Un colloque sur les violences faites aux femmes interdit

Un colloque sur les violences faites aux femmes prévu jeudi 25 novembre à l’hôtel Es Safir d’Alger a été interdit par les pouvoirs publics qui ont fait savoir cette décision « tardivement et oralement » indique un communiqué de l’AAPF(Association Algérienne pour la Planification Familiale) regroupant plusieurs associations féminines.

Les initiatrices de cette rencontre qui entendaient commémorer la journée mondiale contre les violences faites aux femmes, considèrent cette interdiction comme «une violence contre l’expression et les luttes des femmes contre les violences qui leur sont faites»

Face à l’interdiction « intolérable » de cette rencontre qui « traduit la situation des droits des femmes en Algérie », elles déplorent qu’à cette occasion « les femmes algériennes sont sommées de compter le nombre de victimes » et réaffirment leur volonté à se battre contre les violences qu’elles subissent dans ce communiqué.

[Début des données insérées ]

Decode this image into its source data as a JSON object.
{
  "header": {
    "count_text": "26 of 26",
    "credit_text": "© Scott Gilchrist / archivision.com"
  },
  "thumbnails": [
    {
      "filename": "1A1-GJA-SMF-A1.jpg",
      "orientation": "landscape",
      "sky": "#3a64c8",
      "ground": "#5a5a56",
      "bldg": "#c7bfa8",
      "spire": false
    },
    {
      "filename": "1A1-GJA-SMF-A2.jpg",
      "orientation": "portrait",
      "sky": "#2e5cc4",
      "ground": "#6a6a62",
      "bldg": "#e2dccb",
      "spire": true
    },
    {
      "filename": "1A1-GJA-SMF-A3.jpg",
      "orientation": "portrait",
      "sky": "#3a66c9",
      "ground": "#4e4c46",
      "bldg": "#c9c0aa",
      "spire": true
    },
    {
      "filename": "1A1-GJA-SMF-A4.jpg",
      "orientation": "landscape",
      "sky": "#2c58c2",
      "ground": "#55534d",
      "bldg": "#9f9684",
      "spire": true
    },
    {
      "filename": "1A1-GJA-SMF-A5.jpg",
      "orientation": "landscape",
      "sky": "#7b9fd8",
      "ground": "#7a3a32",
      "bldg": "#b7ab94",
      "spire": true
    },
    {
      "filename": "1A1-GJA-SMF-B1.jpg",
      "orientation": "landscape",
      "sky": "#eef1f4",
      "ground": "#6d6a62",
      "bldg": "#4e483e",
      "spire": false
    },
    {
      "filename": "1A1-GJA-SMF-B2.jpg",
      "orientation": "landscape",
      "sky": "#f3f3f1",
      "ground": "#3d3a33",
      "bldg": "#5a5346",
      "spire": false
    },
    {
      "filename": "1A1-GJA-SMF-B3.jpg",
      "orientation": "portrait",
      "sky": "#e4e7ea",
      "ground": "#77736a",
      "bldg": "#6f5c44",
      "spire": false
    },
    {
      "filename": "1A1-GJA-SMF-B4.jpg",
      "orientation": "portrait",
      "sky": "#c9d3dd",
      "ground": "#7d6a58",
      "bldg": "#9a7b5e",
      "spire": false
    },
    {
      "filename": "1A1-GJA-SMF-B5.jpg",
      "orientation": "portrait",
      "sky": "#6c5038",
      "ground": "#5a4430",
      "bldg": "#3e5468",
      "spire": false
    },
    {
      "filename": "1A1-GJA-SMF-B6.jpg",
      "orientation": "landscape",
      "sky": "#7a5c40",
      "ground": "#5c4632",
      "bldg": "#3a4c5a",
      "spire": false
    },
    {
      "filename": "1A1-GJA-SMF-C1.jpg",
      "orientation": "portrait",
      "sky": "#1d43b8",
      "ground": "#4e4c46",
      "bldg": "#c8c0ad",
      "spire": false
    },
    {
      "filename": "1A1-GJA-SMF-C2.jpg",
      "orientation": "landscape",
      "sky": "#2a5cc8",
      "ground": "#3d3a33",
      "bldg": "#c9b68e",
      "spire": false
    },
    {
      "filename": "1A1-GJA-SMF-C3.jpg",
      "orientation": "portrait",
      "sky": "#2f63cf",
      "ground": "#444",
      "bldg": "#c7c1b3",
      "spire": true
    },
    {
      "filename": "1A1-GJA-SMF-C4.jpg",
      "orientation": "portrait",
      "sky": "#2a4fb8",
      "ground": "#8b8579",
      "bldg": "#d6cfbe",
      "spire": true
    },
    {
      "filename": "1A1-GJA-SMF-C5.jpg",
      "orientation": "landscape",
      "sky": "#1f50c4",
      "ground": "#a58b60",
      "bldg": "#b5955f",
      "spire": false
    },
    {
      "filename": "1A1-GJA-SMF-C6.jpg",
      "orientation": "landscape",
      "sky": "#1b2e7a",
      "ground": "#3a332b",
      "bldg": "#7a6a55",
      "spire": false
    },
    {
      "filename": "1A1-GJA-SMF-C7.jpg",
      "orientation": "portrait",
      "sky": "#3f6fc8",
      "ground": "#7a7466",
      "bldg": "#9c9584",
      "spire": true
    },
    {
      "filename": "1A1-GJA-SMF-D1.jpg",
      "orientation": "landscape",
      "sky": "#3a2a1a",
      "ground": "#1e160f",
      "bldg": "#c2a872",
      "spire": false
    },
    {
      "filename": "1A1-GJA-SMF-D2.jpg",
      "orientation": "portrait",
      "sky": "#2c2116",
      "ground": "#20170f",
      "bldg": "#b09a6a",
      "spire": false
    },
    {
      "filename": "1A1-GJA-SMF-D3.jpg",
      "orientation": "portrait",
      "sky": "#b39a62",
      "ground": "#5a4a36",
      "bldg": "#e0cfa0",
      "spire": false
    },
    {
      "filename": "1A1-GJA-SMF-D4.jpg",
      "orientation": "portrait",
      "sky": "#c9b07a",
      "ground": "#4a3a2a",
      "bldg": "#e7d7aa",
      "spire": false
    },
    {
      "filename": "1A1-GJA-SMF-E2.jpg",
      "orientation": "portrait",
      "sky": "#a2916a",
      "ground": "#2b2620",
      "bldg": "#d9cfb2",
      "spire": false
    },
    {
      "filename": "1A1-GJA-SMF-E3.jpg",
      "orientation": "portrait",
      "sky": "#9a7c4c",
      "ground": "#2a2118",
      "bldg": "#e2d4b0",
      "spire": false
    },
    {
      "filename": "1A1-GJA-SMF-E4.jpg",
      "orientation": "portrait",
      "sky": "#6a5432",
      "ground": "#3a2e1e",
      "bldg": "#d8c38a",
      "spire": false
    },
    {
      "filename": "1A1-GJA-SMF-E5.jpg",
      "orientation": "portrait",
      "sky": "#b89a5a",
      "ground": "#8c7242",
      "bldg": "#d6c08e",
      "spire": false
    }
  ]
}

Plus de 7500 femmes ont été victimes de différentes formes de violences,au cours des dix premiers mois de l’année 2010, selon les chiffres officiels.

FDZ (Source El Watan.com)

16 commentaires

  1. il faudra faire un deuil de 10 jour et pas de fetes de fin d’annee, ni pour la noel ni pour le reveillon.Comment peut-on penser a feter quelque chose alors qu il y a tant de personnes qui souffrent et pas des moindre puisqu’il s’agit de femmes sans defense.

  2. "les pouvoirs publics" ont déclaré oralement: bon les fifilles écoutez, nous ne sommes qu’au 13ème siècle, et la question ne peut être discutée maintenant. attendez 8 autres siècles et on fera comme ces extra terrestres occidentaux qui font tout un plat sur le sujet. nous ce qui nous préoccupe pour l’instant c’est comment enfoncer encore davantage nos femmes ! c’est la seule solution qui nous permetterait de vaincre ces mécréants et voler leur civilisation très prochainement inchallah !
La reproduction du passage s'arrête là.